There wasn't much room round the ring for taking photographs this time, but I did sneak off when the raffle was being drawn and flew my drone over some of the (closed for winter) camping ground.  What a beautiful place.  Erraid is the island in the background - you can see the row of cottages built by the Stevensons to house the builders who worked on the epic construction of Skerryvore Lighthouse.  They used Ross of Mull granite from nearby quarries. 

Back home and I flew the drone a few times, over the Treshnish shoreline and also at Calgary. 





I was in Tobermory one calm morning, and flew the drone over the walled garden in Aros Park.   This is the view over the treetops in Aros Park towards Tobermory Bay. 

We had some cold weather too! 

In mid November the first tups went out. The Suffolk tup went out with the field of Cheviot ewes, and our new Herdwick tup went out with the Herdwick ewes. 




The female lambs (hoggs) born in the spring of 2024 will grow into next year's young breeding ewes.  They are in the shed now.  Inside they 'learn' to feed - to eat sheep nuts and hay.  

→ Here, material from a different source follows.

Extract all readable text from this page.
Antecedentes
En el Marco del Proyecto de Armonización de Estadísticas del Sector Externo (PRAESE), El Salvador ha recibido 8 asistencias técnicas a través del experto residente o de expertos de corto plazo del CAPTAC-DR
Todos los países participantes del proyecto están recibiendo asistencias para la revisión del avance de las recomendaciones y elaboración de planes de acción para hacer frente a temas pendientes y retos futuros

Nuts and hay are not their normal diet and it is important that they know how to eat it, so that in future if they ever need to be brought in to the shed due to illness they will know what the nuts and hay are.   That way we can look after them better. 




 

Thursday, 28 December 2023

Moving sheep and feeding sheep


The young stock over on the rented fields at Ensay have to come back to Treshnish for a few days at the end of the grazing agreement each year, so Farmer has to entice them up to the Ensay farm yard where he has erected a corral of flakes and gates to lead them in to, so he can load them into the trailer and bring them home.   It is a bit of a palaver but he has a good system.   On this occasion they seemed to know where they were going and were not following the bag (in his hand!). 











 

Sunday, 19 November 2023

Painting the tups

                     

                           









Painting the tups means they are easier to see from afar, when they are out with the ewes.  The red stripes indicate where they came from: 2 stripes mean they came from another farm on Mull, 1 stripe means we bought them at Dalmally and Oban, and the green ones are the 'home team'.   9 Blackface and 2 Cheviot tups went out today.   The Herdwick and Suffolks tups went out last week. 

Tuesday, 29 December 2020

Last time through the fank this year

Tupping has finished.  All the ewes have been put through the fank, they have been checked over and given a bolus with Cobalt and Selenium in it, plus a drench against liver fluke.  





Our first Christmas here in 1994, the ewes were all out on the hill and the tups were out on the hill with them, supposedly for 6 weeks.  A ewe's cycle is 17 days so giving them 6 weeks with the tup means if they don't mate on their first cycle there is a second chance 17 days later.    We didn't expect the tups to be taken off the hill until the first week in January when their 6 weeks ended.  So imagine our surprise when the tups all started appearing back at the farm on Boxing Day!   








The next winter we brought all the ewes in off the hill and put them in the fields for tupping.  Having them in smaller fields rather than on the open hill meant that the tups had less far to travel to find a fertile ewe and would be easier for us to check up on.  In days gone before, traditional hill farms would have had a tupping shepherd but we couldn't afford one of those!   We were told by an old farmer locally that this was dangerous, that they would die being in the fields.  Luckily we were right and he was wrong so we have done the same thing every year since.  






Our 6 weeks was up just before Christmas so Farmer put small lots through the fank on his own and had DG helping him for the big lot.  I took them lunch up in the shed, socially distant and well draughty! 



The ewes are now back on the hill with the old ewes in one field, the Herdwicks in another and the Cheviots in a third.  The two larger lots are being fed now with the snacker, whilst the Herdwicks get theirs by hand!